Blades of Glory: Lee Brings the Old West to the Ming Dynasty
Hong Kong filmmaker Daniel Lee’s 2010 film, 14 Blades is at last making its way to US soil this summer. It’s been a curiously long wait considering the film plays like a genre hybrid of Western gunslinger cinema and martial arts aesthetics, and Lee has gone on to direct two other features since completing this one. Amassed with bountiful action sequences and handsome visuals, the expertly utilized special effects will be reason enough for genre fans to enjoy the film. But at a running time of nearly two hours and a slim narrative, the film outweighs its welcome for those hoping for a bit more substance.
Sometime during the Ming Dynasty, a group of assassin warriors known as the Jinyiwei serve the emperor’s will. It’s explained that the Jinyiwei can either represent a help or a terror to the people if they’re at the disposal of a “fatuous” ruler. One of these warriors is Qinglong (Donnie Yen), and the eponymous weapons are his personal shanks, each having their own specific task. He’s been tasked with keeping the royal seal from falling into the hands of a rebel force led by Prince Qing (Sammo Hung). If the Prince stamps the seal on this sacred scroll, his men will enter the city and the country will be subjected to civil war. But Qinglong is wrongly framed and he is forced to set out alone to uncover the true criminals, but he’s trailed by the formidable warrior, Tou Tou (Kate Tsui). Attempting to cross the border, Qinglong runs into a group of bandits led by Qiao Yong (Wu Ma), who help Qinglong in battle. Instead of paying them back, Qinglong kidnaps Yong’s daughter, Quio Hua (Zhao Wei). While in captivity, she proves to be a beneficial asset to Qinglong, and soon, they have developed a mutual attraction to one another.
If anything, 14 Blades is a star vehicle for Yen, currently in the midst of a popular resurgence, his mysterious Qinglong is a veritable man with no name, his moniker simply a nick name bestowed upon him for the necessity of reference. If his romantic subplot with Zhao Wei (of Stephen Chow’s Shaolin Soccer) is serviceable at best, the actress often seems incorrectly styled for the distinct period piece. Likewise, Kate Tsui’s impressive Tuo Tuo never quite registers as a lethal foe, her presence seeming rather an afterthought that could be trimmed from the film. That said, the fight sequences featuring Tuo Tuo are often the most visually arresting—if only the seemed to serve an additional purpose.
It should be noted that starring as the leader of the bandits is one of the most well-known faces of Hong Kong cinema, Wu Ma.

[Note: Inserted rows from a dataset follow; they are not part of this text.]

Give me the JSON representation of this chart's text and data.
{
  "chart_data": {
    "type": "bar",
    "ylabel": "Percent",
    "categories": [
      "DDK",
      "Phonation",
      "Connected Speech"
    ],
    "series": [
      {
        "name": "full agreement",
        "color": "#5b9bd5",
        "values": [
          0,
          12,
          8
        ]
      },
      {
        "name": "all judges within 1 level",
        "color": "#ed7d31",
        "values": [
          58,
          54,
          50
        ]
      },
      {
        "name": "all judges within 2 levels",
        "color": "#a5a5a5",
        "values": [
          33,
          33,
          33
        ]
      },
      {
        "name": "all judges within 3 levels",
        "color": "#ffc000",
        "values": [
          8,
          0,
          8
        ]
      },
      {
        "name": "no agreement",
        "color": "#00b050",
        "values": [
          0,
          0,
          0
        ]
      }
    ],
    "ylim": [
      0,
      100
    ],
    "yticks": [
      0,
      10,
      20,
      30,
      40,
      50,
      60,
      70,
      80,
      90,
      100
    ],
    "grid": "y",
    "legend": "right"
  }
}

He would appear in nearly twenty additional titles after this (with nearly 250 titles altogether, including over forty of his own directorial efforts) before dying in early 2014. Altogether too simplistic to register as anything more than a template upon which to transpose its excessive and often meticulous fight sequences, 14 Blades will most likely only entertain its core audience of martial arts aficionados. But kudos to anyone who can recall the intended purpose for each blade.